Expert talks OPEC deal influence on oil market


(MENAFN- Trend News Agency ) Baku, Azerbaijan, July 26

By Elena Kosolapova – Trend:

OPEC influence on the world oil market and oil prices is much less significant than some other global and regional events, professor of economics in the US National Defense University, Adjunct Professor in Georgetown University and energy analyst Paul J. Sullivan believes.

'OPEC's power over the market is less than it was. What happens in the shale gas fields and companies of the US, the world economy and certain regional economies, and what political, diplomatic and military events happen in the oil regions could prove to be far more important than OPEC pronouncements and behavior in the near, medium and long terms,' Sullivan told Trend by email, commenting on the OPEC deal on oil output cut.
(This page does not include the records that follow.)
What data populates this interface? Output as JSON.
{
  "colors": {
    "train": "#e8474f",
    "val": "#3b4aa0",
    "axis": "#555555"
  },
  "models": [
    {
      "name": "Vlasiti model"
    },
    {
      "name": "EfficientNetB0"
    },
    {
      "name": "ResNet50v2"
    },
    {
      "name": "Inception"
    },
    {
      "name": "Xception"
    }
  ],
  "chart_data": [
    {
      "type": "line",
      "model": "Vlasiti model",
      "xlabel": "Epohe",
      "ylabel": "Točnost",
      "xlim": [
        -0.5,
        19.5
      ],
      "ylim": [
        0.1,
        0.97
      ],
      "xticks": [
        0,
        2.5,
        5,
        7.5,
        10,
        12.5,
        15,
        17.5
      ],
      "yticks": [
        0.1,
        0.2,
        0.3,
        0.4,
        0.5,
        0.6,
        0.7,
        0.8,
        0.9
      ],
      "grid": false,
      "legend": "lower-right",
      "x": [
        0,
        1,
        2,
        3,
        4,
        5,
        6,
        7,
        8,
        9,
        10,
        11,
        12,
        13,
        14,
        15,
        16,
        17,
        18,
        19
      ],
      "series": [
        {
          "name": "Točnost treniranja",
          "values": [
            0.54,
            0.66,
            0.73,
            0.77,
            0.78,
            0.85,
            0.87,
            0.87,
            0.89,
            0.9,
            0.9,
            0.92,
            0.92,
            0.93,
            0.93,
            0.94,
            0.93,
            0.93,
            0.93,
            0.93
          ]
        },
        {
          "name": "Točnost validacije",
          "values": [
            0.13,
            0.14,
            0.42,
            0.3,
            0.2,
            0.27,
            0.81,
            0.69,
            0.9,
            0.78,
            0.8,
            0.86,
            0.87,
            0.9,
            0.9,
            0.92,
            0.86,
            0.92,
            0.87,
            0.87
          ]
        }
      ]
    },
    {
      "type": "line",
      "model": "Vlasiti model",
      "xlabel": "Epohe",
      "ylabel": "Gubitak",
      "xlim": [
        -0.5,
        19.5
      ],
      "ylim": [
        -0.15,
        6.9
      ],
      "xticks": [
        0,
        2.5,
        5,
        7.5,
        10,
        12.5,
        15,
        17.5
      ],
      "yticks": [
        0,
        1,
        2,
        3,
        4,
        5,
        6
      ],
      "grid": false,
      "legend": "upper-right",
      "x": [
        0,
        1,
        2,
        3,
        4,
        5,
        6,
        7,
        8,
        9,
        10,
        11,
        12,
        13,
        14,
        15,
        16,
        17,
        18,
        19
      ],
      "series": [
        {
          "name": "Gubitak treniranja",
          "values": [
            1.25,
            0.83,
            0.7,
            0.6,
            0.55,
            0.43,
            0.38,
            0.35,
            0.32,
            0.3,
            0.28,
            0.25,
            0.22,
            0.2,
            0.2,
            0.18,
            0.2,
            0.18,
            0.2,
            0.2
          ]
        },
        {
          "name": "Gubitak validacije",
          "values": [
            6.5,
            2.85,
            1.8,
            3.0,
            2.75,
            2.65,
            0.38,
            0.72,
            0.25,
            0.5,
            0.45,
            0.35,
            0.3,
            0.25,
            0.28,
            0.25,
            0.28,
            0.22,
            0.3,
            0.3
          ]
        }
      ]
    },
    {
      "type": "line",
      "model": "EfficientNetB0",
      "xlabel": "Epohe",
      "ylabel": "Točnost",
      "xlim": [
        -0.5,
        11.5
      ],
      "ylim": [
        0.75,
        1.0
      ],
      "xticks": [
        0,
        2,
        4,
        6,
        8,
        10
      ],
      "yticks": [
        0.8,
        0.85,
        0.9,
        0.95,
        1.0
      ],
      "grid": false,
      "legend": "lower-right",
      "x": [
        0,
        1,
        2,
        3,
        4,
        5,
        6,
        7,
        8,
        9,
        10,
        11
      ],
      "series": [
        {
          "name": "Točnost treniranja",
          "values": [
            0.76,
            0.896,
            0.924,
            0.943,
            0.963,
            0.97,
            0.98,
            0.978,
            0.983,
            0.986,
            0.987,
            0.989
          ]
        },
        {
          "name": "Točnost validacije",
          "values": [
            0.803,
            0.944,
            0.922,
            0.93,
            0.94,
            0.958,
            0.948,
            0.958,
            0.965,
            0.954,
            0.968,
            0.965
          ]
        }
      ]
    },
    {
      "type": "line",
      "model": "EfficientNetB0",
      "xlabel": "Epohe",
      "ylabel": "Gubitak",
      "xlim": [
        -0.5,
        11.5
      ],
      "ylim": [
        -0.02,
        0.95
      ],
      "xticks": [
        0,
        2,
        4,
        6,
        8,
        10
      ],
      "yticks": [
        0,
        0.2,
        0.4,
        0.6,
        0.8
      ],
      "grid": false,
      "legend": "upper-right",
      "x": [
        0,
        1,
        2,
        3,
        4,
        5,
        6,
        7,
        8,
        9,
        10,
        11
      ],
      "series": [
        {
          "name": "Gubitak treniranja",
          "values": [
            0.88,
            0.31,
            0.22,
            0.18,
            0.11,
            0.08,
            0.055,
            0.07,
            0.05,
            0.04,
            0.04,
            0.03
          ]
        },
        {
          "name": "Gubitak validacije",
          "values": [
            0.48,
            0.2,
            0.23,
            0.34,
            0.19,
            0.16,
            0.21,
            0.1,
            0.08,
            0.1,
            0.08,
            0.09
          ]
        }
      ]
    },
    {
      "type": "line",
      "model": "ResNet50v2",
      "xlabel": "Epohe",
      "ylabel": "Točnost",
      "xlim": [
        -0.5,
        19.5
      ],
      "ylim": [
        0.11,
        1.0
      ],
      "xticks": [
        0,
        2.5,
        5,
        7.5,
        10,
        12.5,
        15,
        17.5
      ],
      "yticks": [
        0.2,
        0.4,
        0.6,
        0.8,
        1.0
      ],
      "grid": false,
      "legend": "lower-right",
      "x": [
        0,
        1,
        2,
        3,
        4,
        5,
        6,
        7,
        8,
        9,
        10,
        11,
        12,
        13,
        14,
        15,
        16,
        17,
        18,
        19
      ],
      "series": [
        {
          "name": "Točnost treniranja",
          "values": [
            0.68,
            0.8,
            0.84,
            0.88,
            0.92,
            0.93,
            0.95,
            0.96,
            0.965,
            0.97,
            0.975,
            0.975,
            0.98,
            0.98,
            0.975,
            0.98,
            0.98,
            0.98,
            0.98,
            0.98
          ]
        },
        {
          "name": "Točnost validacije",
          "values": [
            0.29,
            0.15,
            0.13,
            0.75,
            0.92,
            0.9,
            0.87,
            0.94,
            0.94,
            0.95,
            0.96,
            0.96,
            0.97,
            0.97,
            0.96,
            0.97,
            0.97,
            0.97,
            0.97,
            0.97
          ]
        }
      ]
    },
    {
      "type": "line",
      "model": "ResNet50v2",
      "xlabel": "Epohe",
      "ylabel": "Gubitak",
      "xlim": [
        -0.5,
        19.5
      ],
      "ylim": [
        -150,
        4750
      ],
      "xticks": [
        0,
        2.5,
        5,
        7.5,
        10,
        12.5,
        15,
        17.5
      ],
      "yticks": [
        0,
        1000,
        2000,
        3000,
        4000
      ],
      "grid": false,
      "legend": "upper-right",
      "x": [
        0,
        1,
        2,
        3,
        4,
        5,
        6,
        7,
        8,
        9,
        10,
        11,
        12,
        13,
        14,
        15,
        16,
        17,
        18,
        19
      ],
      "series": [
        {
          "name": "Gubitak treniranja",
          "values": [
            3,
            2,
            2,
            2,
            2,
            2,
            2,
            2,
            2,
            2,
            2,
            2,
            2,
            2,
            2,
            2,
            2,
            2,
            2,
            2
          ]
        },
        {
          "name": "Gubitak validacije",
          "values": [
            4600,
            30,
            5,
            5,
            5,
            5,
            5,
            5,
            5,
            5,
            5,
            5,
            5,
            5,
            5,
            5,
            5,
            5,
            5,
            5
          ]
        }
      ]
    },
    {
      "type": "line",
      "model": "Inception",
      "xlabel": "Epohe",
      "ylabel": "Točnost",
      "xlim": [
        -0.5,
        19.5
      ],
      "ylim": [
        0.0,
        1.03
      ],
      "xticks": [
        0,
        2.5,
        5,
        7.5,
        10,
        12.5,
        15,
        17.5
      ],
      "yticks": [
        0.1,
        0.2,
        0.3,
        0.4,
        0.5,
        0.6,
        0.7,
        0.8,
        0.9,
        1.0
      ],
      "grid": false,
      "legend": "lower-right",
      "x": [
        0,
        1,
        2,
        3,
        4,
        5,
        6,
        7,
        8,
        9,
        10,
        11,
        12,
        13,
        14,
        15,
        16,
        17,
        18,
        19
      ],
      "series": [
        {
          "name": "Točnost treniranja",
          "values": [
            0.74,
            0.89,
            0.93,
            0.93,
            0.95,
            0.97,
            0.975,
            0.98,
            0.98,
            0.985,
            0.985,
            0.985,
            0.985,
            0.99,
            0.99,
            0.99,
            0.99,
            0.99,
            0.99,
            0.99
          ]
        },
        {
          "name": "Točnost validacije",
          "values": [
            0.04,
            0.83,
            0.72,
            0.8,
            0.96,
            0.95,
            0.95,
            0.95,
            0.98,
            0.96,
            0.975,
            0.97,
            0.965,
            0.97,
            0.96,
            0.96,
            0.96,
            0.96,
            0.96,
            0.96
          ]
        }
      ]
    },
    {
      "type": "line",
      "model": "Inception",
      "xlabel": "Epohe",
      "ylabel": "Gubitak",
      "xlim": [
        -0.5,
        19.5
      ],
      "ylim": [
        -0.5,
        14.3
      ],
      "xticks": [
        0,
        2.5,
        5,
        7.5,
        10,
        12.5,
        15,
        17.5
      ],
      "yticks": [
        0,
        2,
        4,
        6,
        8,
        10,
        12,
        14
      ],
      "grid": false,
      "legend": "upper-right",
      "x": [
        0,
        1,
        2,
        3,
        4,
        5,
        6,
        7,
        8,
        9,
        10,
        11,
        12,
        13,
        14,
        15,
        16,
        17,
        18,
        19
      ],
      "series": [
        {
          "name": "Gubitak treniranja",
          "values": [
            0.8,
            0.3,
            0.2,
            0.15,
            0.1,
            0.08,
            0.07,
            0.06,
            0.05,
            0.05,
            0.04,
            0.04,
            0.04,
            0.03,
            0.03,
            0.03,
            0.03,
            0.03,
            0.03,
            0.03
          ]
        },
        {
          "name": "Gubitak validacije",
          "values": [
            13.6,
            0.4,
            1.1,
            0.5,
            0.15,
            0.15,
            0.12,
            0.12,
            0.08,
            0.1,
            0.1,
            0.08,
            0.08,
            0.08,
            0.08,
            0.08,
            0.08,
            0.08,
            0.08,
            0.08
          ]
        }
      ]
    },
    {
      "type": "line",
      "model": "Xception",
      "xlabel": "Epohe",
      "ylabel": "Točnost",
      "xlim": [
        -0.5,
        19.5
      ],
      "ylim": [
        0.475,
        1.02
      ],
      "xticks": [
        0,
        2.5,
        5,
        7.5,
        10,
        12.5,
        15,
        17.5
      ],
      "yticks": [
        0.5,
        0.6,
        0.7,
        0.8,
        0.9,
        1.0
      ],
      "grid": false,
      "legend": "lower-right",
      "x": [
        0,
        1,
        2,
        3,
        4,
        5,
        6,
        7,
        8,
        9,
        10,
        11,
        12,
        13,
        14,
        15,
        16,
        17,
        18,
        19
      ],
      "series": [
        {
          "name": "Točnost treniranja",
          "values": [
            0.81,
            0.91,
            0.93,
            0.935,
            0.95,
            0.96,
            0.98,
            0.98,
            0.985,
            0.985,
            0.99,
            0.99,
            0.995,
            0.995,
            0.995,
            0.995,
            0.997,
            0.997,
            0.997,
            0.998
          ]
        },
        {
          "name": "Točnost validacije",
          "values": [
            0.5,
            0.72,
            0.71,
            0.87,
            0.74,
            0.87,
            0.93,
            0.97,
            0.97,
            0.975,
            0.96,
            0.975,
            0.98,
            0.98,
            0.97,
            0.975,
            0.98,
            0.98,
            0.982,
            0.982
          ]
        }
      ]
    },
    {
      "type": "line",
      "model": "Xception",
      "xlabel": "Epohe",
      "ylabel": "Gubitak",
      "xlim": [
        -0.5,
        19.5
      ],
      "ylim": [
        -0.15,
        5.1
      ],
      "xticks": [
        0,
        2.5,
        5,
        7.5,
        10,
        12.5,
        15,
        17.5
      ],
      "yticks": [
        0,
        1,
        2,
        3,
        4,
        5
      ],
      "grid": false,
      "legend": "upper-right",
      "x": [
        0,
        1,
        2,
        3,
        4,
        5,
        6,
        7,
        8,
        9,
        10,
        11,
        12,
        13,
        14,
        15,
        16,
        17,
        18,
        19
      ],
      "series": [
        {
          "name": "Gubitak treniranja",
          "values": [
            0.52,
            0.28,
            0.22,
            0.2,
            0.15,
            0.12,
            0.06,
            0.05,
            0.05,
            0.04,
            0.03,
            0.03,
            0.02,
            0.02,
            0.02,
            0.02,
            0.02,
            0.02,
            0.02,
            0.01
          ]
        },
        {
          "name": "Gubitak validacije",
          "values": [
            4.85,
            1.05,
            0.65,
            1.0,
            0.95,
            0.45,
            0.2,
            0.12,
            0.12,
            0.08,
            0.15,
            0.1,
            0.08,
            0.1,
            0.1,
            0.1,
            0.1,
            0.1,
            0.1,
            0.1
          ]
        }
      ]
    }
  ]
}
The expert noted that OPEC has some internal tensions that always bring doubt to what will happen with such an agreement, adding that the situation with Qatar is just one of many tensions.

Sullivan expects that the participants of OPEC deal likely to say they want to extend it after its expiration in late March 2018. Meanwhile he noted that in the past, cheating in the OPEC has been more of the norm, and not just at the margins at times.

This week a Joint OPEC-Non-OPEC Ministerial Monitoring Committee held a meeting in St. Petersburg to review the June 2017 report as well as the first six months of the Declaration of Cooperation.

After the meeting the cartel announced that OPEC deal producing countries had achieved a conformity level of 98 percent in June 2017. Same level of high conformity was observed for the first six months of January to June 2017.

Between January and June 2017, the participating producing countries adjusted their production downwards by an estimated volume of 351 million barrels, OPEC said.

Sullivan noted that he always has some doubts about such data, given their political nature , and how opaque the details are to get to those calculations.

İn late 2016 OPEC agreed to slash the output by 1.2 million barrels per day from Jan. 1, with top exporter Saudi Arabia cutting as much as 486,000 barrels per day. Non-OPEC oil producers such as Azerbaijan, Bahrain, Brunei, Equatorial Guinea, Kazakhstan, Malaysia, Mexico, Oman, Russia, Sudan, and South Sudan agreed to reduce the output by 558,000 barrels per day. The agreement was for six months period, extendable for another six months.

In May, all the participants of last year's agreement agreed to extend it to another nine months.